Each user places their finger on a heartbeat sensor and the sampled BPM coordinates to different BPM ranges. A higher BPM displays a red LED through the laser cut box for that user, while a user with lower BPM is depicted by a blue LED. The WeSync will continue to sample both subjects until the BPMs are within close ranges and during synchronization will trigger an 8×8 LED matrix to display a rainbow animation. 

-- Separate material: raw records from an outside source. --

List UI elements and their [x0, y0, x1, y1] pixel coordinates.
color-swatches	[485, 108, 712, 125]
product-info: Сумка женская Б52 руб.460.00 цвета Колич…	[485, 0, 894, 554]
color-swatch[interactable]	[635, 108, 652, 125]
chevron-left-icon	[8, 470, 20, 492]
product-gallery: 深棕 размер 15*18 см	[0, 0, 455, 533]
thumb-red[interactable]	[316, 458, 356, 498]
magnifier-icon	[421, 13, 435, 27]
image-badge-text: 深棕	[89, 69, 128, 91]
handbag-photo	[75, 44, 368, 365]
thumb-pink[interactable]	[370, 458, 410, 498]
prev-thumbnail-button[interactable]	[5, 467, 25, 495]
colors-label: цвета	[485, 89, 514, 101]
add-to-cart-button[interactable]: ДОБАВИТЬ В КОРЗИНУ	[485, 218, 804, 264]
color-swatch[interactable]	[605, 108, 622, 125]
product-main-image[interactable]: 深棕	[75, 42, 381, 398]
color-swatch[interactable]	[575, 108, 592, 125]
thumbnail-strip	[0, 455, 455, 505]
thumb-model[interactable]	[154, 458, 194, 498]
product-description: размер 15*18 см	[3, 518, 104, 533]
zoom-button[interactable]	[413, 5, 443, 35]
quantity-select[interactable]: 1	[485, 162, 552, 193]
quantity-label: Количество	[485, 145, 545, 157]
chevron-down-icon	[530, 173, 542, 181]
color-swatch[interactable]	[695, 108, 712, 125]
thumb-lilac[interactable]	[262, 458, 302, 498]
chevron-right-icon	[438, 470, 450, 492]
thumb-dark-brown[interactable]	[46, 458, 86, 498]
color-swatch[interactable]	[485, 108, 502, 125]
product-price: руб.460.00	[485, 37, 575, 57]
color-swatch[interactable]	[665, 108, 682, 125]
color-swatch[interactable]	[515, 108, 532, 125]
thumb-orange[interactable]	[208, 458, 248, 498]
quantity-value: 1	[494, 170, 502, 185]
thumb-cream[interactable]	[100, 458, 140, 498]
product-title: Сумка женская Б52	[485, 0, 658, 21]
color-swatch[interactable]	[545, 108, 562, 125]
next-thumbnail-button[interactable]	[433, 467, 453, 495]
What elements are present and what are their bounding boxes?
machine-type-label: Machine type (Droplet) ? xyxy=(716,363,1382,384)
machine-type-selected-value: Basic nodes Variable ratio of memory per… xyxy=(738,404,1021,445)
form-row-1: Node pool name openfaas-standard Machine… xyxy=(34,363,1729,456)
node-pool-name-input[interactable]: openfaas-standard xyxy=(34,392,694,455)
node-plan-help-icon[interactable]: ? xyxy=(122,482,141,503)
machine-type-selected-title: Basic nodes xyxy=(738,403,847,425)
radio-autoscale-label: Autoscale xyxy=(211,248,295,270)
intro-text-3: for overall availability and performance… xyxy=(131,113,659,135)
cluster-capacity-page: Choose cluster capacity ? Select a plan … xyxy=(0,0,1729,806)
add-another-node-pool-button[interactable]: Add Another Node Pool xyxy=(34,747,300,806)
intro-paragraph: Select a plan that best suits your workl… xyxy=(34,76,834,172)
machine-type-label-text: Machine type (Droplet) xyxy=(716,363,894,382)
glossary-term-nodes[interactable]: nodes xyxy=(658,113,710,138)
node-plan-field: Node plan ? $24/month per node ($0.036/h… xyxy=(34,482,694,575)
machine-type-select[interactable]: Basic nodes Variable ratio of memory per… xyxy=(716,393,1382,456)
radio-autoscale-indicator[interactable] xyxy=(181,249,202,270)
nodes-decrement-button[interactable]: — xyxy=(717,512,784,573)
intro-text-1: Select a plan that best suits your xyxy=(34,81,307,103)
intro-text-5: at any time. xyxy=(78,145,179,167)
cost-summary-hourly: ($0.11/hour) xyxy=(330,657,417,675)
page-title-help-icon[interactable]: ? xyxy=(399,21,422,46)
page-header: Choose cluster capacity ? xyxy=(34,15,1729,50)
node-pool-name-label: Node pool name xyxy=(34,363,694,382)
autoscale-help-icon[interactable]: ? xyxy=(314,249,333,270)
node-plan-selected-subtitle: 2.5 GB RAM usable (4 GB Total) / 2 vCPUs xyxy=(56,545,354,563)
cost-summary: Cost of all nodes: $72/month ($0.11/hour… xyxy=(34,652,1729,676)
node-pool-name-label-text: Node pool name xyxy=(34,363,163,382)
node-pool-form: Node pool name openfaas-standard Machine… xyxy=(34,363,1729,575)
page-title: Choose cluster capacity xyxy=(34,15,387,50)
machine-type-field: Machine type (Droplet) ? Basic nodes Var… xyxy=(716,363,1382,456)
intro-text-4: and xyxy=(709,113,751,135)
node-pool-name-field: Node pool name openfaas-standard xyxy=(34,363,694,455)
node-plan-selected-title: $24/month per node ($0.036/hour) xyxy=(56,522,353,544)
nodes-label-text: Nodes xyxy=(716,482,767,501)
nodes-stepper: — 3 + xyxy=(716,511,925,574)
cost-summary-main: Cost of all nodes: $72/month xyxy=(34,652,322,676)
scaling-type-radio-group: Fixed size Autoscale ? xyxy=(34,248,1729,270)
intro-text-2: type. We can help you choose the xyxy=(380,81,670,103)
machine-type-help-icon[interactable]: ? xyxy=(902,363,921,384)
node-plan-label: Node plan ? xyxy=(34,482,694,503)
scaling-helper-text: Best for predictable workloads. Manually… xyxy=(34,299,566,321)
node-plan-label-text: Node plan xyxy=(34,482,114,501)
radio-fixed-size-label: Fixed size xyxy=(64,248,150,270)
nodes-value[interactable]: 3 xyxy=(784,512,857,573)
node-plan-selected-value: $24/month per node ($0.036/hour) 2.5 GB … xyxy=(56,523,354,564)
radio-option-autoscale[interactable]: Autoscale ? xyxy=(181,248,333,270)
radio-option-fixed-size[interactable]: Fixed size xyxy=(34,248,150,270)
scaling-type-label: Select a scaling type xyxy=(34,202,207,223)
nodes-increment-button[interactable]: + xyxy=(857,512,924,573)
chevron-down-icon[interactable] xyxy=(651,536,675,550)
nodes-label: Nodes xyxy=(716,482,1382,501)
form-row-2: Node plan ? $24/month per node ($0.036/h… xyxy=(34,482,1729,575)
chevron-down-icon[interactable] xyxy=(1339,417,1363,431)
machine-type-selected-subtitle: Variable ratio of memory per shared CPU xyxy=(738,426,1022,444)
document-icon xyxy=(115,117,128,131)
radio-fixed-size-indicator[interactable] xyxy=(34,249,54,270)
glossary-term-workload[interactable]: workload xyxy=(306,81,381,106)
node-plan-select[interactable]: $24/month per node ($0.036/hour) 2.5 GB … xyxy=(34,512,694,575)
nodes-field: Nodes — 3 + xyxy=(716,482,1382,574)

 One of my favorite projects I’ve worked on! Aside from being the perfect project to combine all of my newly learned prototyping skills, it was inspiring to witness enthusiastic classmates engage with our own creation. This ultimately resurfaced my passion in working with biosensors and using biofeedback to connect people toward positive social behaviors. Due to the time constraint we were unable to conduct a research study using the prototype but given the opportunity I would be glad to initiate this.

C++ programming, Embedded systems design with Arduino, Laser Cutter, Biosensors, Adobe Premiere

Received ‘A’ for project and Creative Prototyping Course

Co-initiator, NeuroPitch presenter

NeuroMarket is a blockchain-powered biosensor data marketplace with policy-based data verification through non-fungible tokens (NFT) to provide a trusted exchange of neurological data between creators and businesses.

In order to develop quality BCI sensors, applications and services, a large amount of clean data must be obtained. Quality data is gold and is a significant bottleneck in the ability for the global neurotech market to move forward in its systems and applications. Currently there is a scarcity of data (such as EEG) in that much of the data is entrenched and kept solely within the database of its collector. There is also a lack of incentive of creators to invest the time and energy in producing biosensory data.

• Developing a diverse database of high quality EEG signals for the use of research, validation, quality tests, R&D and medical solutions.
• Tackling the issues of personal data ownership and management in clinical and commercial research which often is sold or changes hands without consent and compensation to the original participant. 
• Connecting participants who produce biosensor data, and customers who purchase the data for their needs

• Biosignal data will be produced independently by free will and full consent of individuals who wish to contribute to the world of research and enjoy the financial benefits of sharing their clinical data property. 

• Instead of using centralized services such as a specific clinic’s database, the data can be stored in an online marketplace with non-fungible tokens (NFTs) that can interact directly with the creator and purchaser through smart contracts.

• Smart contracts secure the ownership of the data and allow credit and payment to the creator as the data is shared among different buyers. For example 5% of the sale price is automatically credited to the creator during the transaction.

• The supply and demand between creators and buyers in the marketplace will help determine which type of data are highest in demand and from which BCI devices. This will help validate quality BCI devices over the more gimmicky devices and promote participant recruitment and the supply of biosensory data for specific research opportunities as they arise.

This project stemmed from the concern that data ownership, especially within the field of neurological data, is not secure and transparent in its management after collection during a clinical or commercial study. This hackathon was fast-paced and helped develop my skills in leading and coordination of tasks with my two teammates. It also honed my presentation skills in pitching a startup product and business plan. 

This project gave me more experience working with BCIs, conducting a literature review of EEG data usage in clinical and commercial environments, understanding blockchain technology in its ability to provide data ownership, conducting a TAM (total addressable market) analysis for neurotech, creating a business plan, model and go-to-market strategy and pitching live on stage in front of judges.

Awarded first place among 14 teams in NeuroPitch (2022), a brain-computer hackathon helping shape the future of neurotech.